According to Dr John Van Epp, in his book
titled How
to Avoid Marrying a Jerk, "Unhealthy emotional needs
lead people to develop one of three relationship patterns that attempt
to interpersonally resolve what can only be fixed intrapersonally.
In other words, when you do not deal directly with your issues, they
often become embedded in your relationships."
This idea stresses the importance of healing past emotional wounds
on a personal level before becoming entangled in a relationship and
projecting blame on a partner.
Dr Van Epp proposes that it can take up to three months into a relationship
before any of these patterns become evident. He stresses the importance
of taking the time to get to know someone really well before making
any long term plans together.
THE THREE PATTERNS that Dr John Van Epp
has identified are summarized as:
-
IDEALIZATION: This pattern occurs when disappointment
and pain is avoided by viewing the relationship through rose-coloured
glasses.

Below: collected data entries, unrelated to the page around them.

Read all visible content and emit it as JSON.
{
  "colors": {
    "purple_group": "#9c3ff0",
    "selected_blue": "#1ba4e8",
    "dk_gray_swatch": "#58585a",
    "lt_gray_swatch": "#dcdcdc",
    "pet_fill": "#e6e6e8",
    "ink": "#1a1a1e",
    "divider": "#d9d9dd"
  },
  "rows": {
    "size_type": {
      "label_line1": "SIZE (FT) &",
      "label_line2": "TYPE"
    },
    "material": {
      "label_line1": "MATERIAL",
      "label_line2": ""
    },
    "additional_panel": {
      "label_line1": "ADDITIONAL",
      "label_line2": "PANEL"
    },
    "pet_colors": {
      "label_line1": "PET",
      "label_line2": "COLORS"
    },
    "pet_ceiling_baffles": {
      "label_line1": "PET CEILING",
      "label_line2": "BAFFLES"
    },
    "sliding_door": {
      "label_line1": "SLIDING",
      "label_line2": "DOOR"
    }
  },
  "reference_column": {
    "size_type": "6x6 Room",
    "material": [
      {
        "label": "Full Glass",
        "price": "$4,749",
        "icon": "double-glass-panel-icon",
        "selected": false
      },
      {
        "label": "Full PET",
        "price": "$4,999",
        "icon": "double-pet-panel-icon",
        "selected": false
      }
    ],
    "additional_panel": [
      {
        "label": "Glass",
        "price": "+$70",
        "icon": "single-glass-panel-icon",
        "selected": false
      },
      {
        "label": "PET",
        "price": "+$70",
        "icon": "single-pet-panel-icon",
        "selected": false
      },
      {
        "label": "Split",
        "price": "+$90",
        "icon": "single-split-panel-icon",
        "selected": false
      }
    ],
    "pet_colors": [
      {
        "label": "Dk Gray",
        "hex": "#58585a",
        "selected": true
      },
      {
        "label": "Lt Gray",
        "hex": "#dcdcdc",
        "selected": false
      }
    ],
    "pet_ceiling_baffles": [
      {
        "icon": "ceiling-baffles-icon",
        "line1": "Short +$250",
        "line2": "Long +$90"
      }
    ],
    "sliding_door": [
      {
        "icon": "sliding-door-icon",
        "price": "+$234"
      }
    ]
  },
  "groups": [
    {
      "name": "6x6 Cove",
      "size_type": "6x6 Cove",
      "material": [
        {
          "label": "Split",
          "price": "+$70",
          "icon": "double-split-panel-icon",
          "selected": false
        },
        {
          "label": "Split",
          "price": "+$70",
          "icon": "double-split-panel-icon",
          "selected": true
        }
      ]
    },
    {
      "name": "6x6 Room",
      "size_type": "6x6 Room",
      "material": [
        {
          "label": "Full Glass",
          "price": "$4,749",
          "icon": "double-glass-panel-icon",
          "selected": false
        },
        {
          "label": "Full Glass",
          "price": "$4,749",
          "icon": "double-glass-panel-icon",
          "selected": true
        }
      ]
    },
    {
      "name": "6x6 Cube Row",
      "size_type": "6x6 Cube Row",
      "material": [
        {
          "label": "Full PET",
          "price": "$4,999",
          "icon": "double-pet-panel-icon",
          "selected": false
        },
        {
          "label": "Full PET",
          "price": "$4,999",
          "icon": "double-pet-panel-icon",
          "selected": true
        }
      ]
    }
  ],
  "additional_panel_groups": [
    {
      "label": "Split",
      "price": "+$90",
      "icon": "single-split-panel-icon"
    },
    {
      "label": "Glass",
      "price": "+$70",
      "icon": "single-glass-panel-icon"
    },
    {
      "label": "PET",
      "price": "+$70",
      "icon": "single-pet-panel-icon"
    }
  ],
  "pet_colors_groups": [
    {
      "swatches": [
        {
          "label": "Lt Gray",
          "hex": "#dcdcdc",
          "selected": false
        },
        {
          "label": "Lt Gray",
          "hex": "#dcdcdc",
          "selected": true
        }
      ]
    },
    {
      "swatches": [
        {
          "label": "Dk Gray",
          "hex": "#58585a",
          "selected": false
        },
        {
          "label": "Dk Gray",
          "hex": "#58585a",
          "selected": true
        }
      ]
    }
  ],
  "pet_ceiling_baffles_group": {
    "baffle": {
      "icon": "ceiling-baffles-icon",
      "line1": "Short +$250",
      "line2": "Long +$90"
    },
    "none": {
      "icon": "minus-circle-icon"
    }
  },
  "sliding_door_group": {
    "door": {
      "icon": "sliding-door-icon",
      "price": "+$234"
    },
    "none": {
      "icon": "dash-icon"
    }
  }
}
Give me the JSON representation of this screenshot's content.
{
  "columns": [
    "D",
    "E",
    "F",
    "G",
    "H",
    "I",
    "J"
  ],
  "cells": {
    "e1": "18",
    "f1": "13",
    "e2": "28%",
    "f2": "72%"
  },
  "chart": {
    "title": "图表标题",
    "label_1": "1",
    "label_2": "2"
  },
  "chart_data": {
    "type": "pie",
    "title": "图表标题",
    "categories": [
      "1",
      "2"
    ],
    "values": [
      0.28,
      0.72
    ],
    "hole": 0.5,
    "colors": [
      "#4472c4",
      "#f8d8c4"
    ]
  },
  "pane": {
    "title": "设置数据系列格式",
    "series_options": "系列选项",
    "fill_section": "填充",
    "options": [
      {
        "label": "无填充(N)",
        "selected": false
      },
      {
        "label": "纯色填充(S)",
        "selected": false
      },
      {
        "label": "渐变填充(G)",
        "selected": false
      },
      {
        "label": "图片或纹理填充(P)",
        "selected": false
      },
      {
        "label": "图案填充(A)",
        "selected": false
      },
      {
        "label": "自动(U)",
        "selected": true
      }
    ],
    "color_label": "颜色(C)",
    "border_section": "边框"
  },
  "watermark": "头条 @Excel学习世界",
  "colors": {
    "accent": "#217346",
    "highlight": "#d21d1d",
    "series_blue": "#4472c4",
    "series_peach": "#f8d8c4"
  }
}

In this way it becomes easy to avoid seeing realty.
Van Epp suggests that sometimes a person is "so determined
to live (the) dream, that (they overlook) certain warning signals
in order to fulfill idealistic wishes".
Men with this profile, "usually turn out to be controlling,
narcissistic, and emotionally abusive. They often have an extreme
swing from infatuation to detachment as soon as some imperfection
blemishes their ideal love."
-
IDENTIFICATION: This dynamic occurs when one imbalanced
person gets together with an equally imbalanced person. Van Epp
uses the example in his book of bossy wife with an equally compliant
husband. In order for one person to act out their pattern, they
need their equal and opposite partner to enact the pattern.
Van Epp says that, "The problem with this kind of opposites-attract
dynamic is that instead of fixing your emotional imbalance, you
identify the opposite quality in someone else and think that your
relationship will complete what is lacking. It doesn't! Instead,
the relationship multiplies the problems and drives you further
from center".
"The message is clear", advises Dr Van Epp, "fix
yourself first, or your unresolved emotional problems will disrupt
both your choice of a partner and the relationship you establish".
- INCARNATION: This pattern occurs when "you
are prone to re-create the dynamics of an unresolved relationship
where your needs were not fulfilled."
"It is as if you have the script of some unhealthy relationship
pattern written in your head, and you keep playing out your part -
only with different characters. Some refer to this as a self-fulfilling
prophesy. The old story line keeps repeating and culminating in the
same destructive ending. Naturally, you are shocked each time this
happens, as if you never saw it coming. You promise yourself you will
never get involved in this type of relationship again, only to arrange
a new cast with the same old script".